Theatre

Monstering the Rocketman – Arcola Theatre, London

Monstering the Rocketman at the Arcola Theatre takes on 1980s tabloid journalism through the lens of Elton John and The Sun.

Monstering the Rocketman

I briefly considered sprinkling this review with Elton John puns. It’s easily done, and I’ve seen it work elsewhere in writing about Henry Naylor’s one-man show Monstering the Rocketman, now at the Arcola Theatre. But as overly clever writing feels like one of the things holding this production back, it didn’t seem fair to fall into that same trap.

The premise is immediately engaging. We’re taken back to the 1980s and a battle between The Sun, under editor Kelvin MacKenzie, and Elton John. These were the days when truth mattered little in tabloid journalism. If something sounded true, that was often enough. So when The Sun was offered an Elton John rentboy scandal, it pursued the story with enthusiasm.

The main narrative vehicle is a reporter, nicknamed Lynx, looking back on his early career and how this story became his way into the industry. The distance of time gives him a kind of omniscience, allowing Naylor to jump between characters at speed. We meet everyone from ex-military newspapermen, chain-smoking veteran reporters, dubious sources selling their stories, small-town American businessmen, Sarah Ferguson, members of Elton’s entourage, and even Elton himself, as the relentless pressure pushes him towards disordered eating and suicidal ideation.

It’s a format I can see working well on the fringe, and indeed the show had a strong reception in Edinburgh last year. In a more traditional theatre space, I found it less effective. I wanted to like it, but some of the characterisations felt a little flat. The writing leans heavily on jokes, not always to great effect, and it’s a style that I suspect works better on the page than live. When Naylor, moving at pace, inevitably trips over the occasional name or word, it becomes easy to lose the thread of a scene.


The Bones of Something Good

That said, there are the bones of something good here. I’m just about old enough to remember the period being referenced, but I didn’t live in the UK at the time, so much of this story was new to me. I know something about Rupert Murdoch’s Fortress Wapping. I certainly remember the slow collapse of this brand of tabloid journalism, culminating in the Leveson Inquiry. But the show also touches on homophobia, media responses to the AIDS crisis, and our current world of 24/7 online news. These ideas surface briefly, but they could do with deeper exploration.

I also struggled with the projected newspaper headlines and front pages. My seat allowed me to see both sides of the space, something not possible for everyone given the Arcola’s former factory layout. I kept looking from side to side to check whether the projections were the same or different. A few times, I even started reading the articles, which pulled focus from the performance. There’s also a moment where sexualised images of a teenager appear on screen.

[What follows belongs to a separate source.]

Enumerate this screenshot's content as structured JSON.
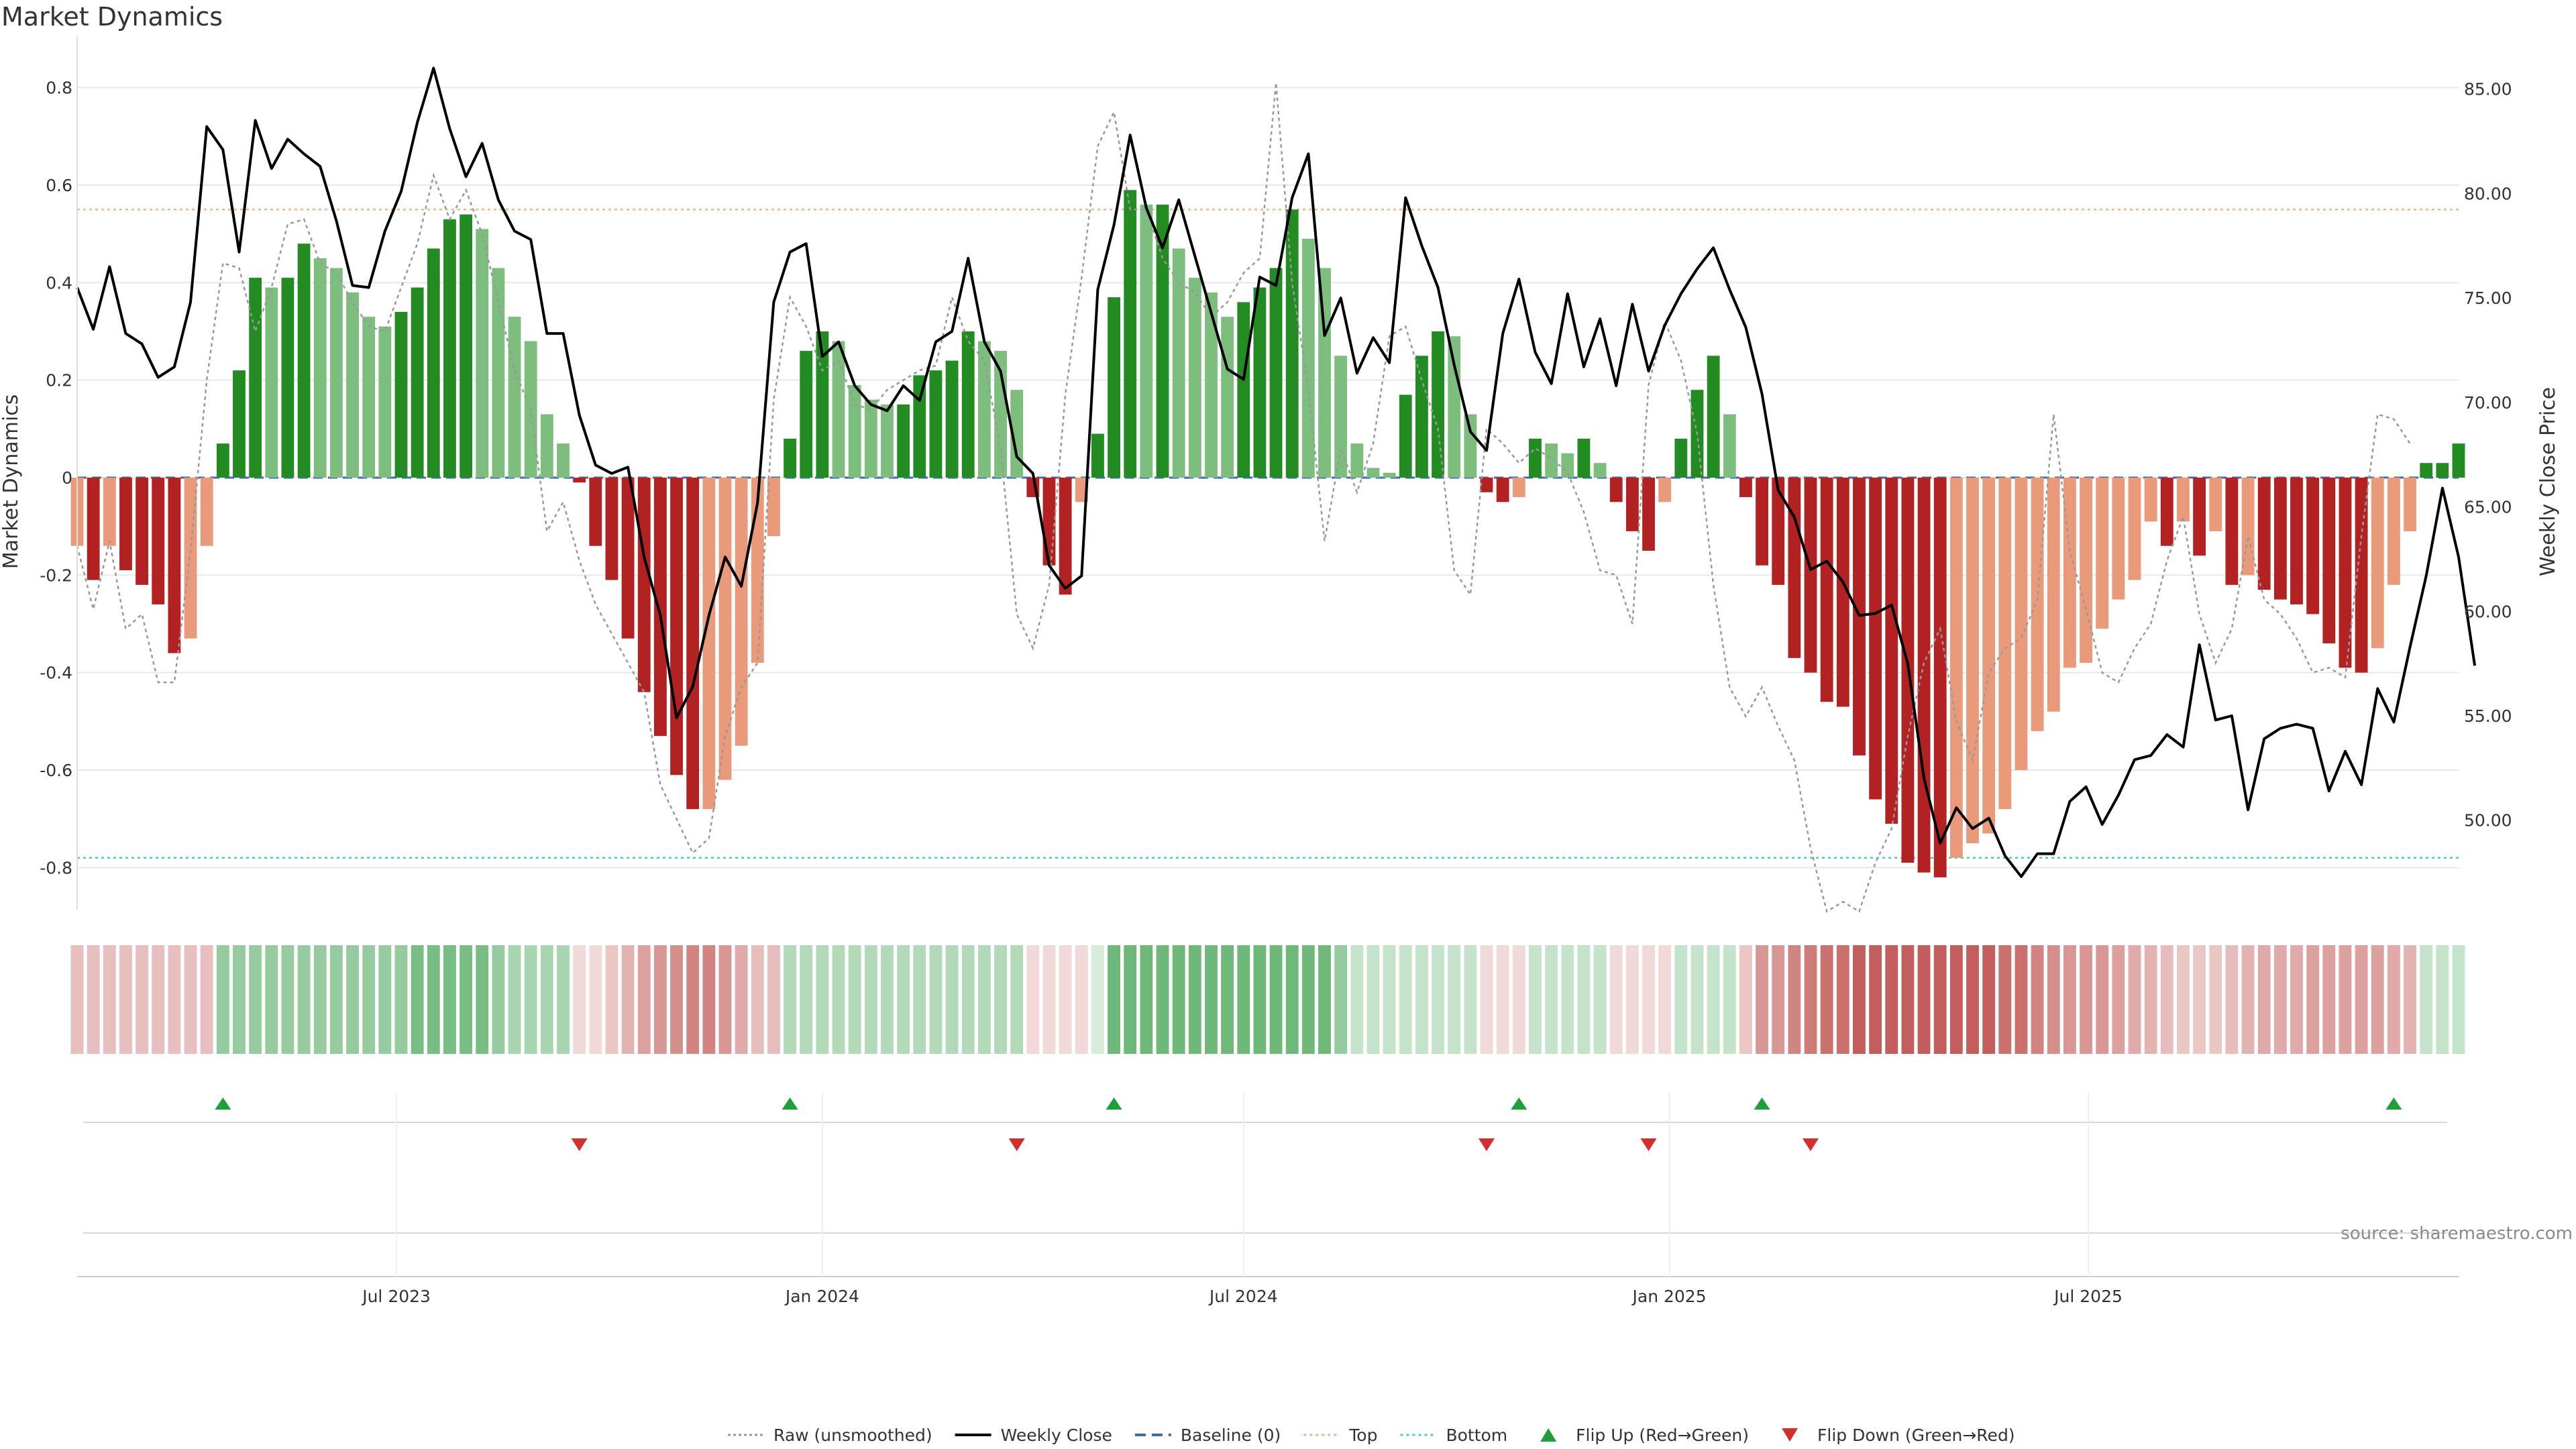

It’s relevant to the plot, but I found it a little ill-judged to reproduce.

So yes, Monstering the Rocketman has the bones of something worthwhile. Simply lifting a fringe show into a conventional theatre setting doesn’t quite work here. With Henry Naylor’s track record, though, I’m sure there’s a version of this piece that could. I appreciated the ambition and the subject matter, even if the execution didn’t fully land for me.